Obama sides with Iran over Saudi Arabia
Following the Saudi government’s announcement Saturday that it had executed 47 prisoners, including a popular Shiite cleric, the U.S. State Department did two things. First, it issued a statement expressing concern that Riyadh’s actions were “exacerbating sectarian tensions.” Then Secretary of State John Kerry called Iranian Foreign Minister Javad Zarif, urging him to try to de-escalate the crisis.
Spokesmen for the White House and State Department on Monday insisted that the U.S. was not taking a side, and that Kerry was set to call Saudi Foreign Minister Adel al-Jubeir. But U.S. and Arab diplomats tell us that America's Gulf allies, who feel most threatened by Iran, see things very differently.
The State Department has criticized Saudi Arabia before for executions and its human rights record.
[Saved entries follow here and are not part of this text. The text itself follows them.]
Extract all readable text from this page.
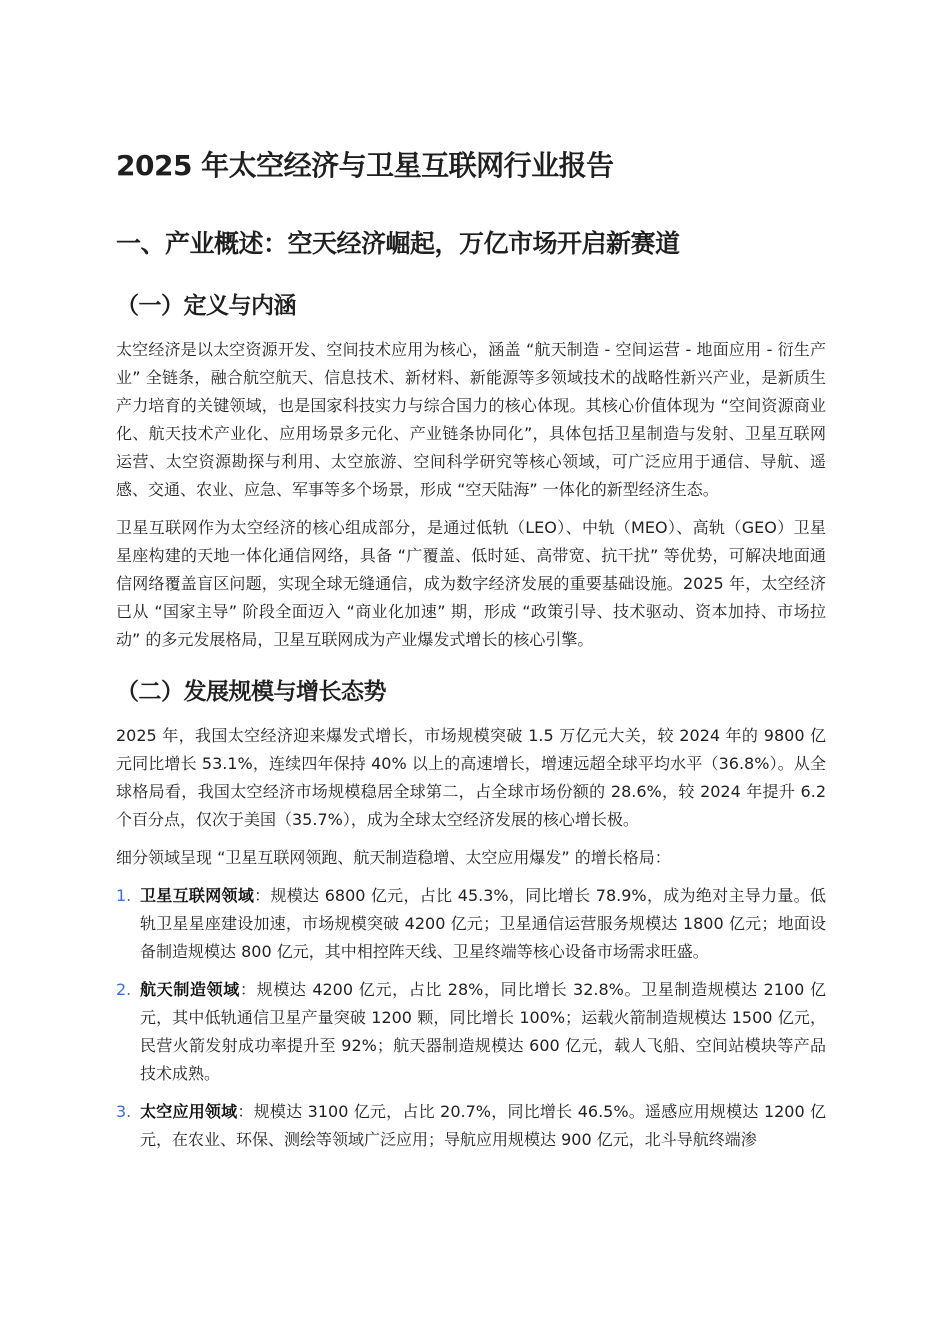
2025 年太空经济与卫星互联网行业报告
一、产业概述：空天经济崛起，万亿市场开启新赛道
（一）定义与内涵

太空经济是以太空资源开发、空间技术应用为核心，涵盖 “航天制造 - 空间运营 - 地面应用 - 衍生产业” 全链条，融合航空航天、信息技术、新材料、新能源等多领域技术的战略性新兴产业，是新质生产力培育的关键领域，也是国家科技实力与综合国力的核心体现。其核心价值体现为 “空间资源商业化、航天技术产业化、应用场景多元化、产业链条协同化”，具体包括卫星制造与发射、卫星互联网运营、太空资源勘探与利用、太空旅游、空间科学研究等核心领域，可广泛应用于通信、导航、遥感、交通、农业、应急、军事等多个场景，形成 “空天陆海” 一体化的新型经济生态。

卫星互联网作为太空经济的核心组成部分，是通过低轨（LEO）、中轨（MEO）、高轨（GEO）卫星星座构建的天地一体化通信网络，具备 “广覆盖、低时延、高带宽、抗干扰” 等优势，可解决地面通信网络覆盖盲区问题，实现全球无缝通信，成为数字经济发展的重要基础设施。2025 年，太空经济已从 “国家主导” 阶段全面迈入 “商业化加速” 期，形成 “政策引导、技术驱动、资本加持、市场拉动” 的多元发展格局，卫星互联网成为产业爆发式增长的核心引擎。

（二）发展规模与增长态势

2025 年，我国太空经济迎来爆发式增长，市场规模突破 1.5 万亿元大关，较 2024 年的 9800 亿元同比增长 53.1%，连续四年保持 40% 以上的高速增长，增速远超全球平均水平（36.8%）。从全球格局看，我国太空经济市场规模稳居全球第二，占全球市场份额的 28.6%，较 2024 年提升 6.2 个百分点，仅次于美国（35.7%），成为全球太空经济发展的核心增长极。

细分领域呈现 “卫星互联网领跑、航天制造稳增、太空应用爆发” 的增长格局：

1. 卫星互联网领域：规模达 6800 亿元，占比 45.3%，同比增长 78.9%，成为绝对主导力量。低轨卫星星座建设加速，市场规模突破 4200 亿元；卫星通信运营服务规模达 1800 亿元；地面设备制造规模达 800 亿元，其中相控阵天线、卫星终端等核心设备市场需求旺盛。
2. 航天制造领域：规模达 4200 亿元，占比 28%，同比增长 32.8%。卫星制造规模达 2100 亿元，其中低轨通信卫星产量突破 1200 颗，同比增长 100%；运载火箭制造规模达 1500 亿元，民营火箭发射成功率提升至 92%；航天器制造规模达 600 亿元，载人飞船、空间站模块等产品技术成熟。
3. 太空应用领域：规模达 3100 亿元，占比 20.7%，同比增长 46.5%。遥感应用规模达 1200 亿元，在农业、环保、测绘等领域广泛应用；导航应用规模达 900 亿元，北斗导航终端渗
But this time, its spokesman, John Kirby, undermined the Saudi claim that Iran's government was culpable for the attacks on its embassy, noting in his opening statement that Iran appears to have arrested some of those responsible.
What's more, the Saudis argue that this time the U.S. criticism went too far because the cleric, Nimr al-Nimr, was inciting terrorism. "We do not accept any criticism of the kingdom’s judicial system," al-Jubeir said Sunday. "What happened was that those who have led terrorist operations that led to the killing of innocent people, were convicted."
Following Saudi Arabia's decision Sunday to cut diplomatic ties and end Iran-bound commercial flights, Bahrain, Sudan and the United Arab Emirates also downgraded relations. One senior Gulf diplomat told us he expected other Sunni Arab states would follow suit.